Полоска света легла Мартину на лицо.

– Солнце – это ведь тоже лекарство. От солнца и растения оживают, – бормотала Мэри и взялась было поливать цветы на подоконнике, но замерла с лейкой в руке. С резким звуком столб воды прочертил небо и рассыпался брызгами, играющими солнечными бликами. Поток ослаб, но тут же ударил с новой силой, и вот уже несколько струй старого фонтана играли на солнце.

– Неужто получилось? Вот это чудо! – Мэри восторженно смотрела в окно.

В это время Мартин согнул руку в локте и поднес кисть к глазам, закрыв их от слепящего света. Он увидел блестящий механизм – каждый палец – техническое чудо, обвел глазами комнату: белый потолок, стены, яркие зеленые пятна слева – это цветы. Он повернул голову и увидел, что за окном, переливаясь и играя на солнце, ослепительно блестели водяные струи старого фонтана.

– Как… Красиво… – прошептал Мартин и закрыл глаза, обессиленный первыми впечатлениями новой, еще одной своей жизни.

Он не видел, как Мэри подбежала к нему, не веря своим ушам и глазам. Не слышал, как она звала профессора, захлебываясь, пересказывала ему:

– Поднял руку, видела своими глазами! Поднял руку, посмотрел в окно, прошептал что-то и снова уснул! Профессор, я работаю в клинике вот уже тридцать лет, мне ли не быть уверенной!

Он не видел счастливых слез дедушки. Не видел, как Мелани закрыла лицо руками и залилась смехом, таким счастливым, таким безудержным, что суровый старик Рон улыбнулся, услышав его из окна.

Пять лет стали ступенью к новым годам труда, к морю усилий и боли. Но ничто не могло сравниться со счастьем от преодоления этой маленькой ступени.

Когда ты впервые за пять лет поднимаешься, поворачиваешь голову, открываешь глаза – это боль. Солнце слепит, сами собой катятся слезы. Когда ты двигаешь руками – заново учишься управлять совершенно чужими тебе железками, которые должны стать твоими ловкими помощниками, а пока только рушат аппаратуру, отказываются подниматься или опускаться, – это боль, боль, боль в суставах, мышцах, во всем полуживом-полумеханическом теле.

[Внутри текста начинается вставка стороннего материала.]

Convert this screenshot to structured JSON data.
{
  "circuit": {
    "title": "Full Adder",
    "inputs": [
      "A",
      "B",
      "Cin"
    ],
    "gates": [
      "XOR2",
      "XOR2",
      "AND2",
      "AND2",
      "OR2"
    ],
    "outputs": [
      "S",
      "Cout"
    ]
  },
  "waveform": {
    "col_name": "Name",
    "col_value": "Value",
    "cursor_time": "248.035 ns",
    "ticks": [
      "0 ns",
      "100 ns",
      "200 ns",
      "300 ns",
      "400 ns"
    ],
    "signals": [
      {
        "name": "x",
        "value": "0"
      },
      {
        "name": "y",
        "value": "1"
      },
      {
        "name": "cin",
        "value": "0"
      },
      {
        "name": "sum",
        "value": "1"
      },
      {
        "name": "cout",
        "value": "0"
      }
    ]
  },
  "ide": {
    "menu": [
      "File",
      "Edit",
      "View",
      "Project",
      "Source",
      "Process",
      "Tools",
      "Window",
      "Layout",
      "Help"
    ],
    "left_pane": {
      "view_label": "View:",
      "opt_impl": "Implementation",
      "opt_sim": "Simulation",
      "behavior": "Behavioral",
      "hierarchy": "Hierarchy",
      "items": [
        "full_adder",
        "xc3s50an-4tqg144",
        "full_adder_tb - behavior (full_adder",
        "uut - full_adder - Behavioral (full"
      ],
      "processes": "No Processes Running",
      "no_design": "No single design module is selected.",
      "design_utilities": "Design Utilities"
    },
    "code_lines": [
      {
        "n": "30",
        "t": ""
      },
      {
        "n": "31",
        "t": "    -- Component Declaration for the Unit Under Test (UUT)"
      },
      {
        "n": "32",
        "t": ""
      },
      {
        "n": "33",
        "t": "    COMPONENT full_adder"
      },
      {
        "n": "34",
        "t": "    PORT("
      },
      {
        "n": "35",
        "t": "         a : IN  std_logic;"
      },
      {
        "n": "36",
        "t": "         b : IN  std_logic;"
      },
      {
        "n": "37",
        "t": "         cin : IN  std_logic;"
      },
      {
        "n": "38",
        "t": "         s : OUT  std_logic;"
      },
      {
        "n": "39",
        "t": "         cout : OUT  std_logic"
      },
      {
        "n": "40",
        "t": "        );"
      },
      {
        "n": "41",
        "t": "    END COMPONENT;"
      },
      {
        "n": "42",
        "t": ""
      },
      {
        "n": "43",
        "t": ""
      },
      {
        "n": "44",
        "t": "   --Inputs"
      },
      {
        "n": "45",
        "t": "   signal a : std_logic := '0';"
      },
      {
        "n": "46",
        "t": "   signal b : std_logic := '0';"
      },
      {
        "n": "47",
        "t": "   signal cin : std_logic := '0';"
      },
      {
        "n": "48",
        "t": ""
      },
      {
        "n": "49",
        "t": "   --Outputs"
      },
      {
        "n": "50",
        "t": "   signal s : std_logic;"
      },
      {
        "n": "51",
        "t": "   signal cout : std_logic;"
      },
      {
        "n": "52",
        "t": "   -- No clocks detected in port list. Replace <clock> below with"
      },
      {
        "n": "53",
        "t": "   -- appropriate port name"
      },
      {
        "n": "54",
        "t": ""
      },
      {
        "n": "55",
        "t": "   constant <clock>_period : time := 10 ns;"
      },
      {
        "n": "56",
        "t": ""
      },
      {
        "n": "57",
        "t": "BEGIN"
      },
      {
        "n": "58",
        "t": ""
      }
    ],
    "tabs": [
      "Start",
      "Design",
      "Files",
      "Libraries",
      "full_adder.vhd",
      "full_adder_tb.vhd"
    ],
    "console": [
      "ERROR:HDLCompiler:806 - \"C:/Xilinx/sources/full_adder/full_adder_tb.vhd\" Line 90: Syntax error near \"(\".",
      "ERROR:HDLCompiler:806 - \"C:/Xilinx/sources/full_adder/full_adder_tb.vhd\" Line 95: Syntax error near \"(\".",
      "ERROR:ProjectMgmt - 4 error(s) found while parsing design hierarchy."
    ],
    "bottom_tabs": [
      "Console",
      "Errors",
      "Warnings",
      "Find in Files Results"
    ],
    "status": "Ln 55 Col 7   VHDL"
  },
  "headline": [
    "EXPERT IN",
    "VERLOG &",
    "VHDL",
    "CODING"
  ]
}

Когда ты впервые с усилием садишься на кровати – это счастье. Это победа и праздник. Но счастье – это секунда. Мартин теперь понимал это. Счастье – это секунда, ради которой нужно работать и чувствовать боль. Через секунду, ощущая слабую улыбку на губах, ты уже падаешь на пол, снова потеряв контроль над своими неловкими конечностями. Падаешь, ощущая новую боль. Боль во всем теле, боль, доходящую до самого центра мозга, будто бы прогрызающую себе дорогу, вьющую гнездо где-то там, внутри несчастной головы.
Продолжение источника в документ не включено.